56.Observations



Écrire est une tâche épuisante car il est impossible de se satisfaire du résultat. Écrire c’est réécrire, sans fin, à chaque lecture reprendre ses phrases et ses pages. Qui plus est c’est une tâche dérisoire, un supplice que s’inflige celui qui a décidé d’y consacrer une partie de son temps. L’écriture relève en effet de l’échange : j’écris pour transmettre quelque chose, un message dans le meilleur des cas, un désir d’exister au-delà du peu de temps qui nous est imparti dans le pire. Les seuls qui, d’après mon expérience, peuvent avoir l’écriture heureuse sont ceux pour lesquels elle ne représente aucun enjeu : une écriture à seul but commercial, ne faire un livre que pour le vendre sans y rien impliquer de soi-même. Je ne sais pas pourquoi, je ne sais pas pour qui, ce que je sais c’est que je souffre de cette obligation interne à l’écriture qui jamais ne me satisfait car elle m’impose un isolement qui, inexorable, a construit cette solitude dont maintenant je souffre.
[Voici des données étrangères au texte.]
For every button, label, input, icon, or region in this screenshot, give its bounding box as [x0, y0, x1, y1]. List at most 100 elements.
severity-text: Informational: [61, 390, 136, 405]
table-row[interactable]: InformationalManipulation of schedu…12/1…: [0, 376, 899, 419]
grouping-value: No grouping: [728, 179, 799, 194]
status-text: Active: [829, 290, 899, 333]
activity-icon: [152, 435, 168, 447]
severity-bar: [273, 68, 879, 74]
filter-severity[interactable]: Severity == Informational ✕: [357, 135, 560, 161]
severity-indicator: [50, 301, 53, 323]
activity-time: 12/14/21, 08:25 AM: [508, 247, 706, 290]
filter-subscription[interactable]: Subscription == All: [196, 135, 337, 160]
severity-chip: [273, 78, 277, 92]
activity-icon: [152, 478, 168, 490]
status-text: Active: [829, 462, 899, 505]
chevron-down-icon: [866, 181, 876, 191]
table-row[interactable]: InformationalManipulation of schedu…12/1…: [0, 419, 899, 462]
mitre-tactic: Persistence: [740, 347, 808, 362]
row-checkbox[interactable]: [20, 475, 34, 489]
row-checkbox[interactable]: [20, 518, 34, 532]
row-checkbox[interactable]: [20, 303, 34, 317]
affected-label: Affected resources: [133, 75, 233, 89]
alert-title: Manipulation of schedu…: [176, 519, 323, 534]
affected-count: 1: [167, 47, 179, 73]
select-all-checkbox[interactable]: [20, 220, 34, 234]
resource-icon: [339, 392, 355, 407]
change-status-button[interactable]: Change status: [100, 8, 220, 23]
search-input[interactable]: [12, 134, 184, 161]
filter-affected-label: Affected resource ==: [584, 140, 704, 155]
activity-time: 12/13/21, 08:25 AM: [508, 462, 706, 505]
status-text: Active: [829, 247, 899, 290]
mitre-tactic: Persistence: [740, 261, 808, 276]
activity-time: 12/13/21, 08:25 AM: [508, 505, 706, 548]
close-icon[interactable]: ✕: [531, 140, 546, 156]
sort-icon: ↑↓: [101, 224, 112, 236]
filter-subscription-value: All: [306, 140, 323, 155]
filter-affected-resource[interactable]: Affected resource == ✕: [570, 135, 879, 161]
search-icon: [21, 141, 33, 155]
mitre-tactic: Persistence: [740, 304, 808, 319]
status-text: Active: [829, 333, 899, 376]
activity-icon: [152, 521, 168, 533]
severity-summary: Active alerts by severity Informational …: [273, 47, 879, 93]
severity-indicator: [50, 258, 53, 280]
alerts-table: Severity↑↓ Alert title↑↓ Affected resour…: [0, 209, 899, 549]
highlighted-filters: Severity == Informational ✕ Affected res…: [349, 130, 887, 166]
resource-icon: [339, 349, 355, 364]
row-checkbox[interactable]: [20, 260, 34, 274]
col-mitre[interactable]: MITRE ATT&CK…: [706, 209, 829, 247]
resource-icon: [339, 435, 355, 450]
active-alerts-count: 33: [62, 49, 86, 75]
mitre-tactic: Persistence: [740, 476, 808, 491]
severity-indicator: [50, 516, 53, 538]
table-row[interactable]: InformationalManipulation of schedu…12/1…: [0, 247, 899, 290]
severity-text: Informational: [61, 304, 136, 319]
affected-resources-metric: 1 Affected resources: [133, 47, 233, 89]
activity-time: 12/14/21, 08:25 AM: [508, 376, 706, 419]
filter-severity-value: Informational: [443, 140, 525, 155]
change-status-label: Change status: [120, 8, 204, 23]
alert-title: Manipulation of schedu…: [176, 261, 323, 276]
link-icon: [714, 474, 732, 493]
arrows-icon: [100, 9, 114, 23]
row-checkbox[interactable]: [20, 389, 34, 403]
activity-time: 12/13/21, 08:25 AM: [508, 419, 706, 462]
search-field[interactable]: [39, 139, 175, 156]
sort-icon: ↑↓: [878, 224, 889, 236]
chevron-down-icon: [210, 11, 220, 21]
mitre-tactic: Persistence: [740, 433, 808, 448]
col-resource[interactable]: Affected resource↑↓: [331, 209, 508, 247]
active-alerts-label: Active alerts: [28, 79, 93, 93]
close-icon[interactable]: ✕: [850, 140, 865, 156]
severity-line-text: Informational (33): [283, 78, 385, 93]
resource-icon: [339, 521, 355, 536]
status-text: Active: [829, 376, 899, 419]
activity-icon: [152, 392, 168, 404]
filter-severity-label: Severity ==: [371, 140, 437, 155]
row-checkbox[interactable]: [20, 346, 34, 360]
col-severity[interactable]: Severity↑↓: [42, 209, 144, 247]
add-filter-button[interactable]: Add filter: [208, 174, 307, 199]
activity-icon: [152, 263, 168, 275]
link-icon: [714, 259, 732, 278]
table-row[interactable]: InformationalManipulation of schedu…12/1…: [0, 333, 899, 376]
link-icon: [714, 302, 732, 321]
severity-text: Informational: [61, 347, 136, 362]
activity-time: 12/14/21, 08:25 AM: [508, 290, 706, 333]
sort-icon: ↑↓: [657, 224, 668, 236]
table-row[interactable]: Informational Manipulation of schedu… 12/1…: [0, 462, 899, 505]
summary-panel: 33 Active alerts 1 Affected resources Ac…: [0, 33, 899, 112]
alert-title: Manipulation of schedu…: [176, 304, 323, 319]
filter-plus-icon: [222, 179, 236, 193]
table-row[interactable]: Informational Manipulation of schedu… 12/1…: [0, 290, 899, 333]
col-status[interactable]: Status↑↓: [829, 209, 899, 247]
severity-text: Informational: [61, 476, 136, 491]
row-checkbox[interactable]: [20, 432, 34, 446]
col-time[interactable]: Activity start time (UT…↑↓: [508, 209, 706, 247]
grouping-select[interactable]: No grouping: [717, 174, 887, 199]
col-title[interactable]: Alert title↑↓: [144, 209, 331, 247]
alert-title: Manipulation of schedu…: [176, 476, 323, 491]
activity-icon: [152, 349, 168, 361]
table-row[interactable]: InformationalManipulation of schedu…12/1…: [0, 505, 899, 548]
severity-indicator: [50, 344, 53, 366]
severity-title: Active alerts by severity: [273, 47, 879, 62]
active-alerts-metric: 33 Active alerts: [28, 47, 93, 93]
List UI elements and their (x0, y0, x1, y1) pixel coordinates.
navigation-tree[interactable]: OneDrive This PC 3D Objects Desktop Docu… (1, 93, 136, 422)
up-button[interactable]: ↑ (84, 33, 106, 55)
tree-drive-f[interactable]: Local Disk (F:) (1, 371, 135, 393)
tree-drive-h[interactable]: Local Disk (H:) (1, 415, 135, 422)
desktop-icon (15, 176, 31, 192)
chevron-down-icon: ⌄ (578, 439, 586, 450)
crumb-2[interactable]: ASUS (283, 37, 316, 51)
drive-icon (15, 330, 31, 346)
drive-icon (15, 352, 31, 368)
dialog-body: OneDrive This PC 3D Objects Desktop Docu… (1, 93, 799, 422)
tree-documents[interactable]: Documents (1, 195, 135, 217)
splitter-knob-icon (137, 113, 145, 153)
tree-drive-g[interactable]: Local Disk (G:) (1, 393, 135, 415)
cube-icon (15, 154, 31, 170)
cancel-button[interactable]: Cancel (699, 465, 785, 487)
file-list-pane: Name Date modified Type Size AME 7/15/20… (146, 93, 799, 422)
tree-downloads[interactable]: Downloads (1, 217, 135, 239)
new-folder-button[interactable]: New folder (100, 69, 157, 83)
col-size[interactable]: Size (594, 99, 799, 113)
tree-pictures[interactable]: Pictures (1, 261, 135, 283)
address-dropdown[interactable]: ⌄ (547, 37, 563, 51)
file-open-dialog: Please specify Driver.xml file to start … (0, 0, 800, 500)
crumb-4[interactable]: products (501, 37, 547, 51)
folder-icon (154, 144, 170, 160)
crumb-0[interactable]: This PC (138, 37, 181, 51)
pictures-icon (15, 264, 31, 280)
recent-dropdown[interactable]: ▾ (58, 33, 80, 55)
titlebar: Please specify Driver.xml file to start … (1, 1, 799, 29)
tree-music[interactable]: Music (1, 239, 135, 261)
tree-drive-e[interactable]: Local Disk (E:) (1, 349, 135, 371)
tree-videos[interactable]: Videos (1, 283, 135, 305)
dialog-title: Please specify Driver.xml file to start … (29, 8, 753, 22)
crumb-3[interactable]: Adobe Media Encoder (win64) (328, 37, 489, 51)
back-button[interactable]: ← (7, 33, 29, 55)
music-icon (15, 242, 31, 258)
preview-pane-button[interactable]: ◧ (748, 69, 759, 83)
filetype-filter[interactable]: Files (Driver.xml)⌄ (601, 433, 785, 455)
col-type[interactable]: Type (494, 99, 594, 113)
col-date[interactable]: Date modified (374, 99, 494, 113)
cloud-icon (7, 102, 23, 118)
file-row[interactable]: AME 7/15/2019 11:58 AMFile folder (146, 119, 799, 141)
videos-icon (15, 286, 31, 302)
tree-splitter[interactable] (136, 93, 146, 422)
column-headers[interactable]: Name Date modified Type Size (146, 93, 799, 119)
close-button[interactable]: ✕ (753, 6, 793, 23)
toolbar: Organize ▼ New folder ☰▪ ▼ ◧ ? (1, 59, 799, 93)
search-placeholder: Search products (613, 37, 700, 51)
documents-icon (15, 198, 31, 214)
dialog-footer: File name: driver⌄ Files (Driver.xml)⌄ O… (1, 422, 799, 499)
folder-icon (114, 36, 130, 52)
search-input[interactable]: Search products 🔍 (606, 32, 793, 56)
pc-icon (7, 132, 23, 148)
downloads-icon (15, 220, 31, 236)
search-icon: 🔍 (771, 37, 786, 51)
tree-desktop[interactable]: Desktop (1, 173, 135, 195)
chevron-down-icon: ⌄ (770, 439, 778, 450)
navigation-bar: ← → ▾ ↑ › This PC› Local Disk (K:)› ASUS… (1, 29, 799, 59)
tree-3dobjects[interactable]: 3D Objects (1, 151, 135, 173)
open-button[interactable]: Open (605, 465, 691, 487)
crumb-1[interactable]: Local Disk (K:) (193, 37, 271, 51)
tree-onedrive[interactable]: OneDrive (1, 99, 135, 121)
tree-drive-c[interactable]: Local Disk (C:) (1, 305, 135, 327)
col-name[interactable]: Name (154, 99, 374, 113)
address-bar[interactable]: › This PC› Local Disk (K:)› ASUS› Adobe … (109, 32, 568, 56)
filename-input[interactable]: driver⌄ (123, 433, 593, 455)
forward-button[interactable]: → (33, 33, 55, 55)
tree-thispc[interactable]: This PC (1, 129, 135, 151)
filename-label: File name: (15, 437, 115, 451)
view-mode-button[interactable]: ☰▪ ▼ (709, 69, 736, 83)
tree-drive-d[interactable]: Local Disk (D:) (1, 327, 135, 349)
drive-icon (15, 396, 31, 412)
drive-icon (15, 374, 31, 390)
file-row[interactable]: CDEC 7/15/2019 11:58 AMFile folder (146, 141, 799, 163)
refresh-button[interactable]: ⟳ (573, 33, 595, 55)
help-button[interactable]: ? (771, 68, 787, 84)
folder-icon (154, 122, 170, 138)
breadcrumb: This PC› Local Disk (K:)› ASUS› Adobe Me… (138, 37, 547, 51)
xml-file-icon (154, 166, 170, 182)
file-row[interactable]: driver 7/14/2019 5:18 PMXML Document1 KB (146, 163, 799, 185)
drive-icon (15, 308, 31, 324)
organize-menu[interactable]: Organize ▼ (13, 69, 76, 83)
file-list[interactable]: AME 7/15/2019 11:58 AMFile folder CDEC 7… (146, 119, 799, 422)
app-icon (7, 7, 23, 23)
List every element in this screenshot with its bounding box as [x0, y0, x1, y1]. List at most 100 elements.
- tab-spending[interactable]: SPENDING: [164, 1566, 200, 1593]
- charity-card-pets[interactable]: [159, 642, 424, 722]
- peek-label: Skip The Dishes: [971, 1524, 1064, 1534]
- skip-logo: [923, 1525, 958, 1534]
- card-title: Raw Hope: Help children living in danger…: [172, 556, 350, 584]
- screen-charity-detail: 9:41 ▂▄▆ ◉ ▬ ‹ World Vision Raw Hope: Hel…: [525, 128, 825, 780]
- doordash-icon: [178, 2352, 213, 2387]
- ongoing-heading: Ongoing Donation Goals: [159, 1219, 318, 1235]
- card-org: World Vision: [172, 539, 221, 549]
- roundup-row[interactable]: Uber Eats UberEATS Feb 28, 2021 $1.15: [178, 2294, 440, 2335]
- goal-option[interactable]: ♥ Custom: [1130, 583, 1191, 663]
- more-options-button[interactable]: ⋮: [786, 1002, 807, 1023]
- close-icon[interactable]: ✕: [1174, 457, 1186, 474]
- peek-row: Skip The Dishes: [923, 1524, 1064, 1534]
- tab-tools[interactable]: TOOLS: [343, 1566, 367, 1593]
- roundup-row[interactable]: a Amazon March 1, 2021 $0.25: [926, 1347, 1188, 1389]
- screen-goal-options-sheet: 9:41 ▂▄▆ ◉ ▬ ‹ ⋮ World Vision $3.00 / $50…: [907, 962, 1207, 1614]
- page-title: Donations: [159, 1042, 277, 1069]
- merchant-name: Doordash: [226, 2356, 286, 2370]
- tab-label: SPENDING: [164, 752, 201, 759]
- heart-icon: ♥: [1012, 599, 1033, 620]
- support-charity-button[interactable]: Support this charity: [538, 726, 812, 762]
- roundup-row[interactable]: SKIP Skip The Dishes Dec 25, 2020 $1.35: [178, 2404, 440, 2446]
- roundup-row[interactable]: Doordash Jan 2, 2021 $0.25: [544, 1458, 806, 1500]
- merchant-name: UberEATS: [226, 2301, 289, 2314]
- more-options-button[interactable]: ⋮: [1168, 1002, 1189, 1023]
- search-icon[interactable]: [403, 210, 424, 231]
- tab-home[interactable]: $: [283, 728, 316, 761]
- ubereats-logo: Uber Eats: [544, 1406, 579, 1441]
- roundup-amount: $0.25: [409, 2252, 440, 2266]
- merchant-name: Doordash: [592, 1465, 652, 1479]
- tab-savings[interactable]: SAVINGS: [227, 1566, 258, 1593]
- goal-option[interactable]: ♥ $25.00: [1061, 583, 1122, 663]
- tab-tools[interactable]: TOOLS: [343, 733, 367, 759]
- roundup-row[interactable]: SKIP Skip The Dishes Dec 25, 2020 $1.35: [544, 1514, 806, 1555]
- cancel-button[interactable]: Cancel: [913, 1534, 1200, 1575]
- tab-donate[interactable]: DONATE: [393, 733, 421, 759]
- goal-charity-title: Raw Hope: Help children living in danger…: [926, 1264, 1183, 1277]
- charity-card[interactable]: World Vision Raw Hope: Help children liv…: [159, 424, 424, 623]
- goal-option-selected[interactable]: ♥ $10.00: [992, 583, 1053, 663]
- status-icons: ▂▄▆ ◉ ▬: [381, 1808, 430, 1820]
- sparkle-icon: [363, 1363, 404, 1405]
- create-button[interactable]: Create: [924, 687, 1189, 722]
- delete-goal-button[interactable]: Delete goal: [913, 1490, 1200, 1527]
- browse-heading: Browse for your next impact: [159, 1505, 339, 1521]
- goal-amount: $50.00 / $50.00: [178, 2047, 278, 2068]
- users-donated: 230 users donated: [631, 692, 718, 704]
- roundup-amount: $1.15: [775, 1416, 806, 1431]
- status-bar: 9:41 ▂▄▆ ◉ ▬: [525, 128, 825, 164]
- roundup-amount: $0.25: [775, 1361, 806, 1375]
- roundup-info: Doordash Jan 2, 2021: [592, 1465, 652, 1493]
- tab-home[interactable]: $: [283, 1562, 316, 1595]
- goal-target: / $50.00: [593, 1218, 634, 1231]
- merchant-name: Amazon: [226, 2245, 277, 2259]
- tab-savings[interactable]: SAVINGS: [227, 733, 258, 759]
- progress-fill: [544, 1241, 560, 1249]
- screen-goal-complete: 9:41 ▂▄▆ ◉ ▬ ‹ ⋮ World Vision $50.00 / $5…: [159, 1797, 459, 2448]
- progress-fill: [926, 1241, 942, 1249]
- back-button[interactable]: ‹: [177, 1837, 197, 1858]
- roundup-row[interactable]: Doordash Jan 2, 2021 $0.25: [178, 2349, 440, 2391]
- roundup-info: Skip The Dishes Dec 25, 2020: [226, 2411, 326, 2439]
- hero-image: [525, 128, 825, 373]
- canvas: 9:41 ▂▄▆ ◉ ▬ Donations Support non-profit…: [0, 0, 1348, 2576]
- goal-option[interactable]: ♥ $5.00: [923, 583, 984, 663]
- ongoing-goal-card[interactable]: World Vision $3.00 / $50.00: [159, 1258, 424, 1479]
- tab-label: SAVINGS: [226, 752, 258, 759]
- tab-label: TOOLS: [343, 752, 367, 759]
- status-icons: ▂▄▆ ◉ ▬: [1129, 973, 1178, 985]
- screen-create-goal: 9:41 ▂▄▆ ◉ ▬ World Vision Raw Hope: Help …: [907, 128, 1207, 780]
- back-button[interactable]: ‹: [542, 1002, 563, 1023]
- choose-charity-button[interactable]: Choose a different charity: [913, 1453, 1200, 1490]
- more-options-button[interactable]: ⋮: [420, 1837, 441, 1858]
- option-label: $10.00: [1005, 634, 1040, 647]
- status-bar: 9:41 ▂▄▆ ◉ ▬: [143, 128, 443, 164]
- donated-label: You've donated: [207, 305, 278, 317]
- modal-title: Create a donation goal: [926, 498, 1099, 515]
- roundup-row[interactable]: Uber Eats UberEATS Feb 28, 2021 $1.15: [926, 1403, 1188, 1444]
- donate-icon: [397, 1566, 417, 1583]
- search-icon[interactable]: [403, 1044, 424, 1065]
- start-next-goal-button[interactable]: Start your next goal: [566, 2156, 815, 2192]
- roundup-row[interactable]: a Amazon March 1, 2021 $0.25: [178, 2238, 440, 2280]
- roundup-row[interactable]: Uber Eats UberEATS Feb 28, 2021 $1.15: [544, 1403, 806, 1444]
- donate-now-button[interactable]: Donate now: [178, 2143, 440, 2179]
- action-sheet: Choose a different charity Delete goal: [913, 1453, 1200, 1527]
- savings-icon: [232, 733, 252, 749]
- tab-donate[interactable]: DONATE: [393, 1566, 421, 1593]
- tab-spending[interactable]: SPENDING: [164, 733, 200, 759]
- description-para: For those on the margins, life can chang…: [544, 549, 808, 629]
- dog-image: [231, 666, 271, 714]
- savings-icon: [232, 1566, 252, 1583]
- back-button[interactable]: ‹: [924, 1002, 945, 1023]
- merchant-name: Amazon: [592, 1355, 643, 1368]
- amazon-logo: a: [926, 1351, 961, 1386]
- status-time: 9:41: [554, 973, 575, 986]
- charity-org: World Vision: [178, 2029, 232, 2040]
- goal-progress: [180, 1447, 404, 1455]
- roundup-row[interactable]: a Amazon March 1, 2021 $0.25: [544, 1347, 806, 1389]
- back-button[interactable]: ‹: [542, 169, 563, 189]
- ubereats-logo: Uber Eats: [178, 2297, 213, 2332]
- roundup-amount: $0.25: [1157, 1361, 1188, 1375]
Relisant ma dernière page, je suis à nouveau confronté à elle. J’ai essayé, essayé de présenter ma recherche d’équilibre, cette observation physiologique de moi-même par laquelle je veux tendre à une certaine paix mentale, comme une jouissance légère — trop légère diront certains — dans une abstinence maîtrisée ou plutôt dans une recherche patiente d’une attitude susceptible d’atténuer mes douleurs physiques ou mentales. M’observant sans cesse, faisant de mes sensations, même les plus intimes, mon sujet d’études privilégié, je peux feindre d’ignorer qu’autour de moi existent les autres et le monde, je peux me retirer dans une retraite quasi absolue puisque, avec moi, j’y enferme ce qui, sans cesse, occupe mon espace mental. Les yeux fermés, allongé sur la moquette dans un calme absolu, je peux concentrer toute ma pensée sur la douleur qui, depuis quelques jours, m’a rappelé l’existence de mon ménisque au genoux droit ; je peux, détendant les muscles de ma mâchoire, laissant mes bras inertes le long de mon corps, paumes à plat sur le sol au point que mes mains et mes bras, semblant ne plus rien peser, se laissent entièrement oublier, je peux tenter de cerner cet os qui, jusque là, fonctionnait sans que j’y prenne garde ; écouter la douleur, la localiser avec précision dans la partie basse du genoux comme si, là, se produisait une petite déchirure ; écouter la douleur, la cerner, l’appréhender avec des mots, dire comment, de cette déchirure, irradie une douleur plus sourde, plus lourde qui révèle la forme de l’os ; faire de la douleur une douleur de mots et, ainsi, la relativiser, la rendre presque extérieure, la visualiser comme un ensemble de trajets ou d’ondes plus ou moins colorées, depuis la violence du rouge jusqu’au marron du bruit de fond et le silence du noir. Mon genoux droit me semble alors grandir — je ne dis pas enfler — mais grandir, il n’est plus alors une partie quelconque de mon corps mais la concentration momentanée de tout ce qui fait que j’ai un corps. Alors, sous contrôle, nul besoin de calmants, la douleur s’atténue comme si ma pensée forçait mon corps à secréter lui-même les antalgiques dont il a besoin.
Cependant, cette recherche permanente et obstinée de moi par moi, fait de moi-même mon univers entier et m’interdit de m’ouvrir à tous ces autres corps sur lesquels ma pensée n’a aucune prise : je suis incapable d’empathie.